Les sols présentent une nature variable. En exposition sud et ouest, ils sont peu épais, reposant directement sur les affleurements molassiques; leur nature est étroitement liée au faciès de la molasse sous-jacente. Au contraire, sur les versants froids, les sols sont développés dans des formations provenant de l’altération de la molasse: ils sont plus profonds, notamment en bas de versant, avec des textures souvent à dominante argileuse; les phénomènes d’excès d’eau y sont plus marqués, en particulier dans les concavités des versants. Les sols bruns calcaires, de texture argilo-limoneuse à limono-argileuse, sont présents sur l’ensemble de l’aire géographique. Ils bénéficient d’une bonne structuration liée à l’abondance de calcium. De ce fait, malgré le caractère argileux, l’infiltration de l’eau se fait correctement et les phénomènes d’excès d’eau sont peu marqués.

Le climat de la région de la Lomagne se distingue des régions voisines par un climat relativement plus sec. Il présente deux pics de pluviométrie marqués, l’un en décembre et janvier (70 à 80 mm pour chaque mois), l’autre au mois de mai avec des valeurs comprises entre 75 et 90 mm. L’hiver est relativement court et doux.

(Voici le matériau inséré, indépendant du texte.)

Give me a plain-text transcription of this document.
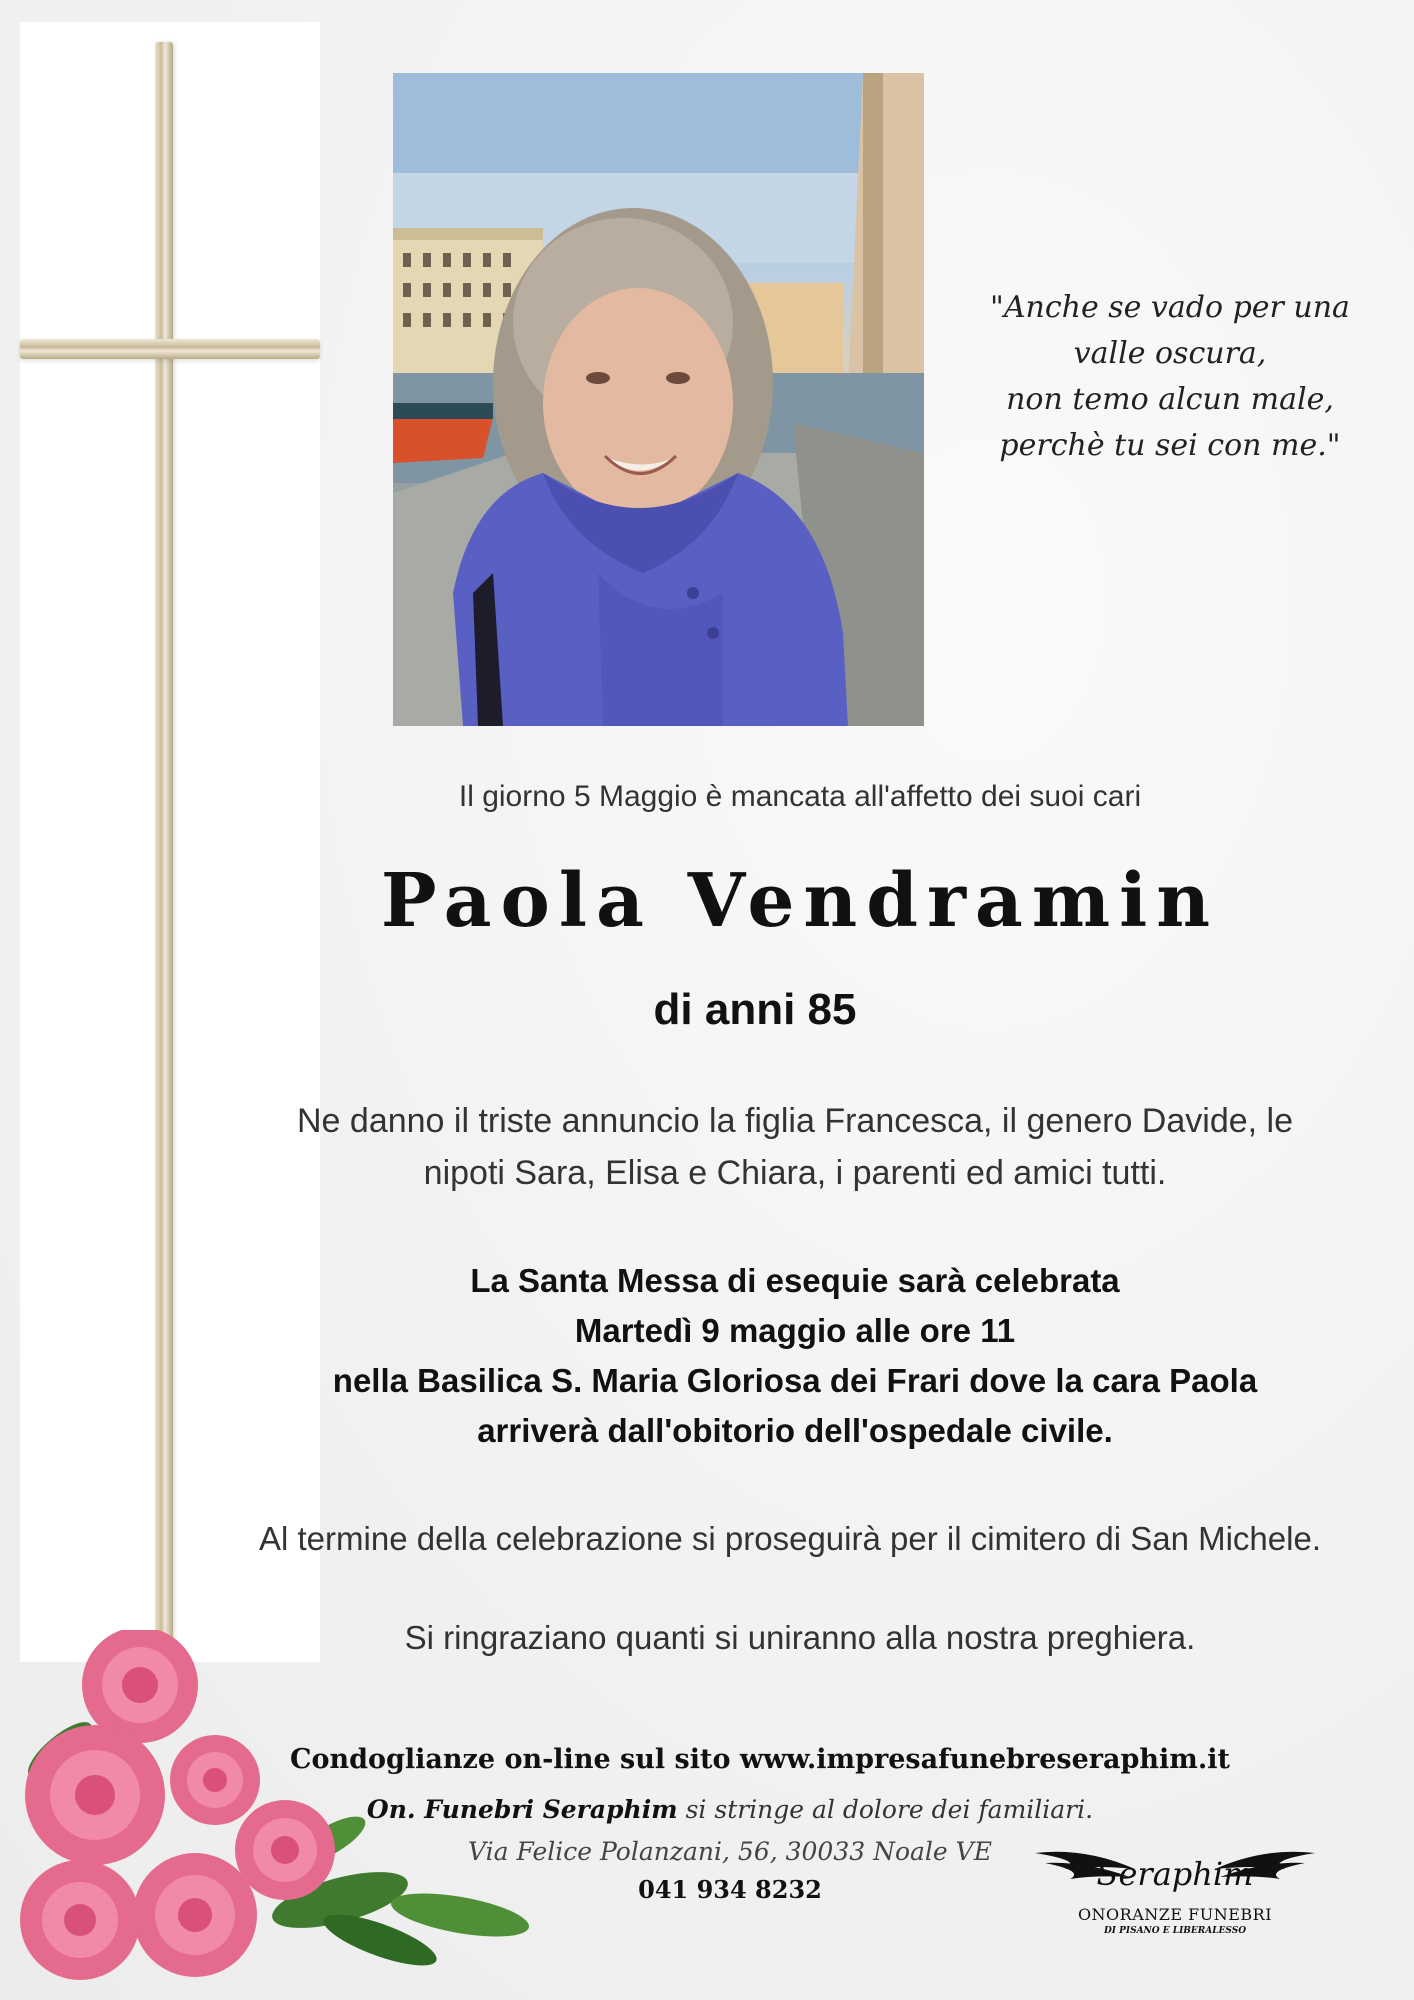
"Anche se vado per una
valle oscura,
non temo alcun male,
perchè tu sei con me."
Il giorno 5 Maggio è mancata all'affetto dei suoi cari
Paola Vendramin
di anni 85
Ne danno il triste annuncio la figlia Francesca, il genero Davide, le
nipoti Sara, Elisa e Chiara, i parenti ed amici tutti.
La Santa Messa di esequie sarà celebrata
Martedì 9 maggio alle ore 11
nella Basilica S. Maria Gloriosa dei Frari dove la cara Paola
arriverà dall'obitorio dell'ospedale civile.
Al termine della celebrazione si proseguirà per il cimitero di San Michele.
Si ringraziano quanti si uniranno alla nostra preghiera.
Condoglianze on-line sul sito www.impresafunebreseraphim.it
On. Funebri Seraphim si stringe al dolore dei familiari.
Via Felice Polanzani, 56, 30033 Noale VE
041 934 8232	Seraphim
ONORANZE FUNEBRI
DI PISANO E LIBERALESSO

La région de la Lomagne subit l’influence de deux vents dominants:

les vents d’ouest, venant de l’Atlantique, porteurs de pluie et d’humidité; ils sont principalement présents en automne et en hiver, et conditionnent la recharge en eau des sols et des nappes,

le vent d’Autan, venant du sud-est, vent chaud et sec qui se produit surtout au printemps et en été.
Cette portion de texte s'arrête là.